Beim Vorlesen, Erzählen und Zuhören entstehen Bilder zu den Geschichten. Diese regen das Gehirn an. „Was im Gehirn geschieht, wenn man sich etwas vorstellt, ist mittlerweile recht gut erforscht. Solches Verstehen findet nicht an irgendeiner Stelle im Gehirn statt, sondern nahezu überall.“, schreibt Manfred Spitzer über Geschichten und Gehirnentwicklung. „Verbindungen zwischen Nervenzellen werden ganz allgemein dadurch geknüpft und vor allem gestärkt, dass sie benutzt werden. Man spricht von Neuroplastizität, und diese Formung der Verbindungen im Gehirn geschieht vor allem in der Kindheit“, führt Manfred Spitzer weiter aus.
Täglich passieren Dinge, die uns stören oder herausfordern.
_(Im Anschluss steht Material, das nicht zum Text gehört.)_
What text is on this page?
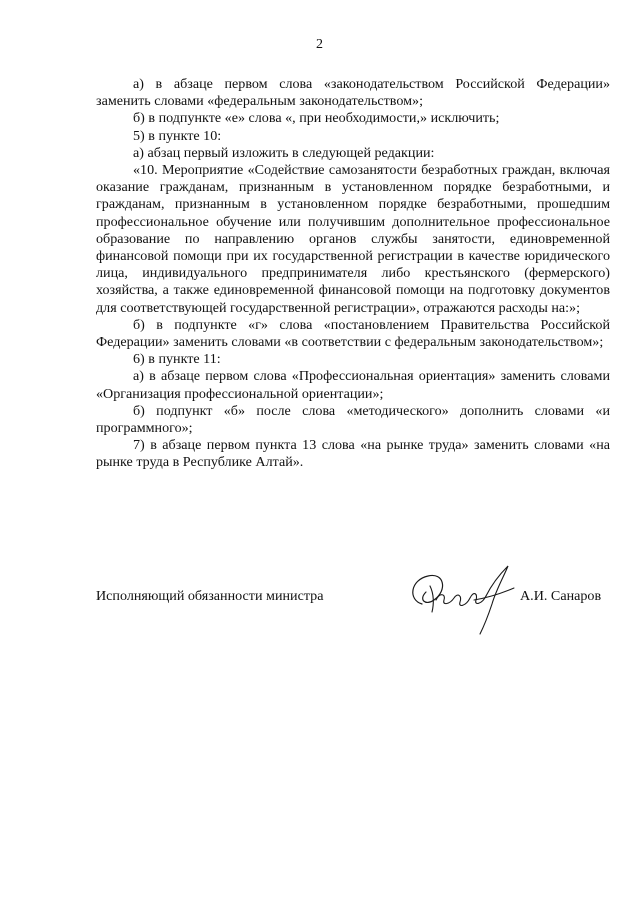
2

а) в абзаце первом слова «законодательством Российской Федерации» заменить словами «федеральным законодательством»;

б) в подпункте «е» слова «, при необходимости,» исключить;

5) в пункте 10:

а) абзац первый изложить в следующей редакции:

«10. Мероприятие «Содействие самозанятости безработных граждан, включая оказание гражданам, признанным в установленном порядке безработными, и гражданам, признанным в установленном порядке безработными, прошедшим профессиональное обучение или получившим дополнительное профессиональное образование по направлению органов службы занятости, единовременной финансовой помощи при их государственной регистрации в качестве юридического лица, индивидуального предпринимателя либо крестьянского (фермерского) хозяйства, а также единовременной финансовой помощи на подготовку документов для соответствующей государственной регистрации», отражаются расходы на:»;

б) в подпункте «г» слова «постановлением Правительства Российской Федерации» заменить словами «в соответствии с федеральным законодательством»;

6) в пункте 11:

а) в абзаце первом слова «Профессиональная ориентация» заменить словами «Организация профессиональной ориентации»;

б) подпункт «б» после слова «методического» дополнить словами «и программного»;

7) в абзаце первом пункта 13 слова «на рынке труда» заменить словами «на рынке труда в Республике Алтай».

Исполняющий обязанности министра	А.И. Санаров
Ist der erste Ärger verflogen, können wir selbst wählen: Lassen wir uns langfristig beeinflussen oder finden wir einen Ausweg?
Ich löste das Problem unserer morgendlichen Stressroutine mit den Geschichten. Mit dieser Lösung erreichte ich für mich ein Erfolgserlebnis, welches mich langfristig glücklich machte.
Resilienz
Resilienz wird das „Immunsystem der Seele“ genannt. Wenn wir selbstwirksam werden und Probleme lösen, stärken wir unsere Resilienz. Zum Leben gehören auch Herausforderungen und Probleme. Entscheidend ist, wie wir damit umgehen.
„Das lateinische Wort ‚resilire‘ bedeutet übersetzt ‚zurückspringen‘ oder ‚abprallen‘. Resiliente Menschen weisen eine optimistische Lebenseinstellung auf, denn sie leben in dem Bewusstsein, dass Krisen keine unüberwindbaren Hürden darstellen. Sie nehmen nicht die Opferrolle ein, sondern fokussieren sich auf mögliche Lösungsansätze.“
Sabine und Dr. Ralf J. Jochheim, Gesellschaft für Resilienz
Forschung noch am Anfang
Wiederholt sich die Erfahrung, selbst Lösungen zu finden und kein Opfer zu sein, kann mich das resilienter machen gegenüber Herausforderungen und Problemen.
Allerdings ist das kein Selbstläufer. Es gibt sehr viele Faktoren, die die Fähigkeit zur Resilienz beeinflussen, und die Forschung dazu steht noch am Anfang.
„Auch wenn resilienzaffine Phänomene im Prinzip seit Menschengedenken bekannt sind, weiß man letztlich immer noch vergleichsweise wenig darüber, wie im Fall von Bedrohung und Belastung das […] Zusammenspiel psychischer, sozialer sowie biologischer und genetischer Einflussfaktoren in Entwicklungspfade mündet, die aus der Perspektive des gesamten Lebensverlaufs als ein Ausdruck der Erlangung von Resilienz bewertet werden können.“, so die Autor:innen von „Multidisziplinäre Perspektiven der Resilienzforschung“.
Morgenroutinen retten
Auch zur Resilienz bei Kindern unter drei Jahren wird gezielt geforscht. Es wird untersucht, ob „Resilienz generell gefördert werden und wie die Resilienzentwicklung von Kleinkindern entwicklungsorientiert gefördert werden kann.“
Lasst uns den Morgen leichter und unterhaltsamer mit Guten-Morgen-Geschichten gestalten und mit Fantasie die Morgenroutinen verändern.